Mulan is a 1998 American animated musical action-comedy-drama film produced by Walt Disney Feature Animation based on the Chinese legend of Hua Mulan. It is Disney’s 36th animated feature that were directed by Tony Bancroft and Barry Cook. In the world of men where women are labelled as weak and fragile, Mulan became a dauntless fighter in her slated sword and heavy armor in order to protect her family. Without a doubt Mulan opted to be a substitute in the Chinese warrior for her ill father. The story of Mulan teaches the society today the equality among men and women. This not just for the Chinese community but also to the world. History is a witness of the massive discrimination in disseminating power between man and woman. The capabilities and talents of women are in clandestine because of fear of rejection and judgement from this patriarchal society. Up to this day we can’t deny the fact that some of us still share the same unjust belief. The story of this simple animated 2d movie was able to show that in any aspects life, it may be in the form of strength or intelligence men and women could all be equal. Mulan showed that even a fragile girl like her can learn her ways to world of man, can train herself to become a warrior stronger than the other men. The movie set an example that gender is never a measure of someone’s worth or competency, determination and hard work can always defeat the impossible. Labelling is never for equality but a barricade for the people subject to discrimination of the majority.

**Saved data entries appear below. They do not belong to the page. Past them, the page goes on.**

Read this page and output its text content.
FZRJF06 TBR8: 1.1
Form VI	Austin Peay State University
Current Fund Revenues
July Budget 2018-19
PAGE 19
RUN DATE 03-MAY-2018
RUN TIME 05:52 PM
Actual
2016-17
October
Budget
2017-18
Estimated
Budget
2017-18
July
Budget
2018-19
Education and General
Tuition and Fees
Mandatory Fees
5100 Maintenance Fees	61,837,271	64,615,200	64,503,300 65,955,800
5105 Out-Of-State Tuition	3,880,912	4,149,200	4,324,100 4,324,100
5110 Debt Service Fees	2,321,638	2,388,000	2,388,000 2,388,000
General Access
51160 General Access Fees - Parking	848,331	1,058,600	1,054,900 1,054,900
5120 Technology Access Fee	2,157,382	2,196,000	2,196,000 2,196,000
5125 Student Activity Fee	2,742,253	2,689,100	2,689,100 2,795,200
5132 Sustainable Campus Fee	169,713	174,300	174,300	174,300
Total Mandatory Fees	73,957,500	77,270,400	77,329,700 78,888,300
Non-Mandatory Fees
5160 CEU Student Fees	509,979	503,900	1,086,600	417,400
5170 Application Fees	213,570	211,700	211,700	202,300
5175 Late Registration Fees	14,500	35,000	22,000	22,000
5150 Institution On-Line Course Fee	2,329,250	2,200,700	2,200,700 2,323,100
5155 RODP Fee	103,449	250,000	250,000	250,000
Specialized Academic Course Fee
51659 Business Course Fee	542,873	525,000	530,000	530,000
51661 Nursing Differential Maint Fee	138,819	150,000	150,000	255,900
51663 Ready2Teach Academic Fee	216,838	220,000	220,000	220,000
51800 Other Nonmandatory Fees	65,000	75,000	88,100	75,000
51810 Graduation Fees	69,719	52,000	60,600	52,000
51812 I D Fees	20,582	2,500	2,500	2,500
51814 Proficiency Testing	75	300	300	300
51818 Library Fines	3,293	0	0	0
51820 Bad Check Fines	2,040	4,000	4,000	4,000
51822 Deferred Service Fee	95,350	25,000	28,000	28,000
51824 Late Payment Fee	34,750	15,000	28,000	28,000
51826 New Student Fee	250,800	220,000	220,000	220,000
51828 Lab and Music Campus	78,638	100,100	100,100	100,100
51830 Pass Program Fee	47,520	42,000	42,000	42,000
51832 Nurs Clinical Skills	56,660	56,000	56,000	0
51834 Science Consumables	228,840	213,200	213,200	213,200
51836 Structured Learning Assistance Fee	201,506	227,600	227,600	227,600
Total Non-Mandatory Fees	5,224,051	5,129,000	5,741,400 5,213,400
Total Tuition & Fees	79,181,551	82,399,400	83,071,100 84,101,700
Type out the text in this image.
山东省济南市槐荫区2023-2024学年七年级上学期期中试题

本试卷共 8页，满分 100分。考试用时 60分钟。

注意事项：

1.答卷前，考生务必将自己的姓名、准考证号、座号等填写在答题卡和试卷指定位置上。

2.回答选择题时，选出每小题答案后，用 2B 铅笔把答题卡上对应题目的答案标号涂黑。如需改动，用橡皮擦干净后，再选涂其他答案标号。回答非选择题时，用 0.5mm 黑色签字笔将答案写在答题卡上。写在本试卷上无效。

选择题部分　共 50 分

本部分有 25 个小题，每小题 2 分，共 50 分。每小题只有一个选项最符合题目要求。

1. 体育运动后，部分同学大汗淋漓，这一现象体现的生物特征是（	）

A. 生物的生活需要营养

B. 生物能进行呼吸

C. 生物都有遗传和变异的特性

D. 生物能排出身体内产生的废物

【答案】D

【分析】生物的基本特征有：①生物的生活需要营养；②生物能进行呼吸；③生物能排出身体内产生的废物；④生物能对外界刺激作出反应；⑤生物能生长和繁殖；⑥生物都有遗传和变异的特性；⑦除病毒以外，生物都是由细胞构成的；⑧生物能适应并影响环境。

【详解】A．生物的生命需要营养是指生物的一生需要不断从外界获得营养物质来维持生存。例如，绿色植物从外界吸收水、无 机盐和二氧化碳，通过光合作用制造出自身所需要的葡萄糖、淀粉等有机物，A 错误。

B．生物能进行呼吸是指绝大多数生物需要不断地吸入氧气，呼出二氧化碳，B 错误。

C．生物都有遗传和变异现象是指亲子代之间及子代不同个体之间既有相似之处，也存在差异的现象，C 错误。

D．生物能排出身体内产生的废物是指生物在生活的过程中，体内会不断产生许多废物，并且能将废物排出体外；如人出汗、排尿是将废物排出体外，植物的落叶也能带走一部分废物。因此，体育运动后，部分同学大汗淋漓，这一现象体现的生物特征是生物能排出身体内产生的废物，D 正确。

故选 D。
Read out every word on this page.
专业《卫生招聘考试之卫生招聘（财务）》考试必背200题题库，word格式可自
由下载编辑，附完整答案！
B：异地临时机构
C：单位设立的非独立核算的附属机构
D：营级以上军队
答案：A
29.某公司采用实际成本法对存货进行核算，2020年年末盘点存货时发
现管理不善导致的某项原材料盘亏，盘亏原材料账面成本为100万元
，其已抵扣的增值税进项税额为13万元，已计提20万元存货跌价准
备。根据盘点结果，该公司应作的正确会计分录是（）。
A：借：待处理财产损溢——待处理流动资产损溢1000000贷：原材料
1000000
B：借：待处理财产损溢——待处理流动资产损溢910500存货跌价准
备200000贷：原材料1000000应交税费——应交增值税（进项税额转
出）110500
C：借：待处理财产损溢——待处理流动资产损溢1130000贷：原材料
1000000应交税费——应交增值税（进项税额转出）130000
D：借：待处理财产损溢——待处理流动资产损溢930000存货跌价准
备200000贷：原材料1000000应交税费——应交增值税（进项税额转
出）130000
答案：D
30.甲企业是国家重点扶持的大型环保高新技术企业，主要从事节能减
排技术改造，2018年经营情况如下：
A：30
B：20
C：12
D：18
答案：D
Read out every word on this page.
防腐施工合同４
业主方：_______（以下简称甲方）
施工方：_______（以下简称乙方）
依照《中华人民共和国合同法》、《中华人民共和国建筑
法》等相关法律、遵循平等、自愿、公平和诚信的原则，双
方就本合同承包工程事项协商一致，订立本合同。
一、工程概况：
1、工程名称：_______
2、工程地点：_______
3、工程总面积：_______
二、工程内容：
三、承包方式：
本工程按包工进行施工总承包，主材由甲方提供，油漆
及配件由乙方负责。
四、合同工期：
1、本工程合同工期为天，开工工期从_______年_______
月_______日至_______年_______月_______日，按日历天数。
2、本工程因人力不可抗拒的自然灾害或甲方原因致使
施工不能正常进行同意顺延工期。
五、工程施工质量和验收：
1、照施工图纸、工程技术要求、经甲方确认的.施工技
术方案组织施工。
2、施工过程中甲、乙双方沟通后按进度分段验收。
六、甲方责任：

Mulan is entitled to be a girl that is true to heart and herself. It may be confusing to give her that title when in fact she pretended to be a man and disappointed her parents for being not the girl she was expected to be. Well, she deserve it simply because my beloved readers she is brave enough to amend for her mistakes, sacrifice herself for the sake of others even for China who doesn’t recognized it at all, and she knows she can do all things when she put her mind and heart through it.
Overall the movie is great and heart-whelming. I gave my salute to the directors of the movie, Cook and Bancroft, and to the 700 animators who had sleepless nights just to produce this prodigious movie. You all just proved that fairy tales aren’t just entertainment for kids but also a lesson for everyone.
Director Tony Bancroft, Barry Cook
Genre Animation, Action, Family, Drama, Adventure, Musical, War, Martial Arts, Fantasy, Comedy-drama
Fearful that her ailing father will be drafted into the Chinese military, Mulan (Ming-Na Wen) takes his spot — though, as a girl living under a patriarchal regime, she is technically unqualified to serve. She cleverly impersonates a man and goes off to train with fellow recruits. Accompanied by her dragon, Mushu (Eddie Murphy), she uses her smarts to help ward off a Hun invasion, falling in love with a dashing captain along the way.